Camporesi S, & Knuckles JA  (2014). Shifting the burden of proof in doping: lessons from environmental sustainability applied to high-performance sport. Reflective Practice15(1), 106-118.

One of Lance Armstrong's former sponsors...

One of Lance Armstrong’s former sponsors…

In this paper, co-authored with James A. Knuckles, we analyse the role of incentives in high-performance sports, borrowing concepts from sustainability policies and applying them to the context of doping in sports. Professional athletes discount their future health in exchange for desired enhanced performances. In the same way, many industrialised societies discount future environmental health for short-term economic returns, jeopardising the future of the planet. We propose a solution to alter this discounting, by applying the lessons from environmental sustainability, which has long proposed shifting the burden of proof away from regulators in order to alter the practice of discounting the planet’s future health for current economic gains, to high-performance sports.

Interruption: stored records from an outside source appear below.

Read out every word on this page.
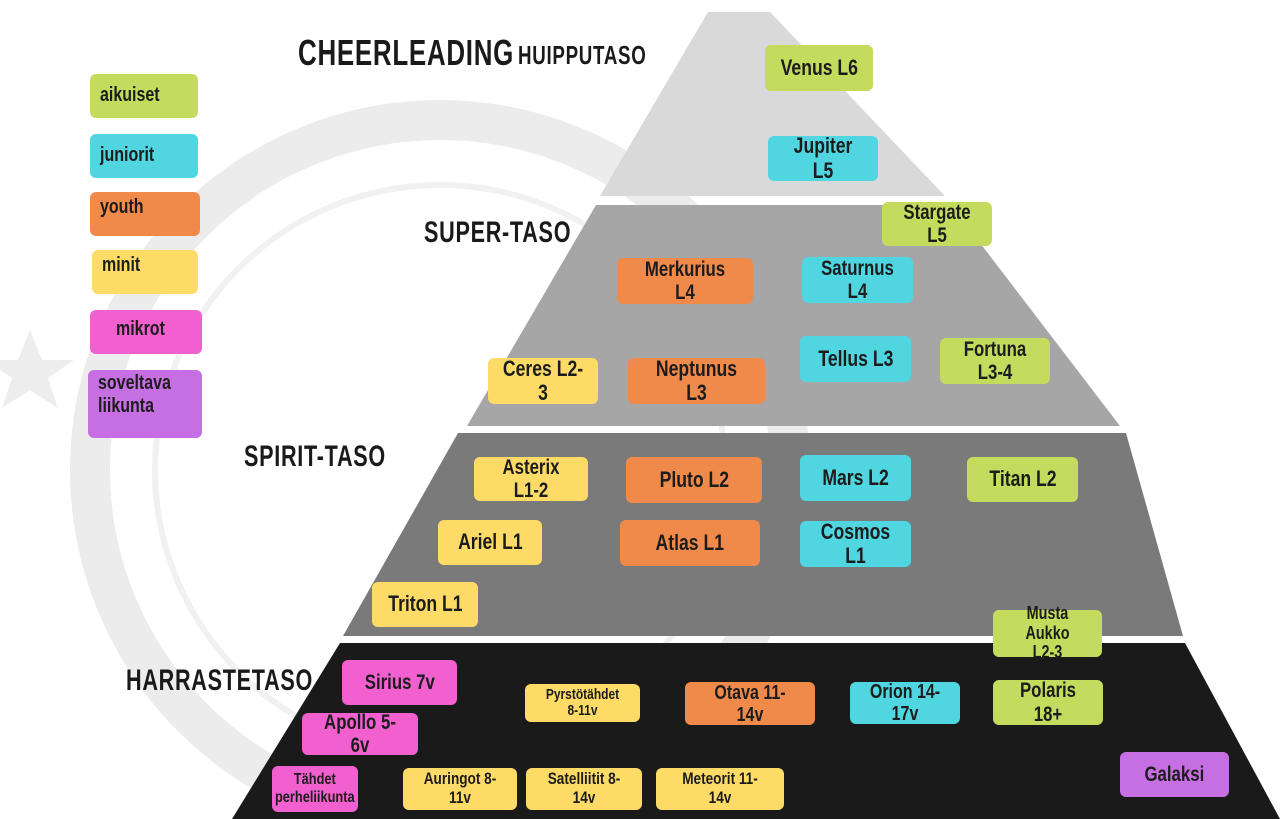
CHEERLEADING HUIPPUTASO
SUPER-TASO
SPIRIT-TASO
HARRASTETASO
aikuiset
juniorit
youth
minit
mikrot
soveltava
liikunta
Venus L6
Jupiter L5
Stargate L5
Merkurius L4
Saturnus L4
Tellus L3	Fortuna L3-4
Ceres L2-3
Neptunus L3
Asterix L1-2	Pluto L2	Mars L2	Titan L2
Ariel L1	Atlas L1	Cosmos L1
Triton L1	Musta Aukko
L2-3
Sirius 7v
Apollo 5-6v
Pyrstötähdet 8-11v
Otava 11-14v
Orion 14-17v
Polaris 18+
Galaksi
Tähdet
perheliikunta
Auringot 8-11v
Satelliitit 8-14v
Meteorit 11-14v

We argue that the burden of proof for doping should not rest on the athlete or the team of sports doctors, but should rest instead on the sponsors. Under this system, WADA would retain and strengthen its own testing, and impose severe penalties on the sponsors of any athlete found to be doping.

Only by making the companies accountable for the athletes they sponsor, can we de-link sponsorship money from a win-at-all-costs mentality in sports that in turn leads to doping, and subsequently to discounting the future health of the athlete.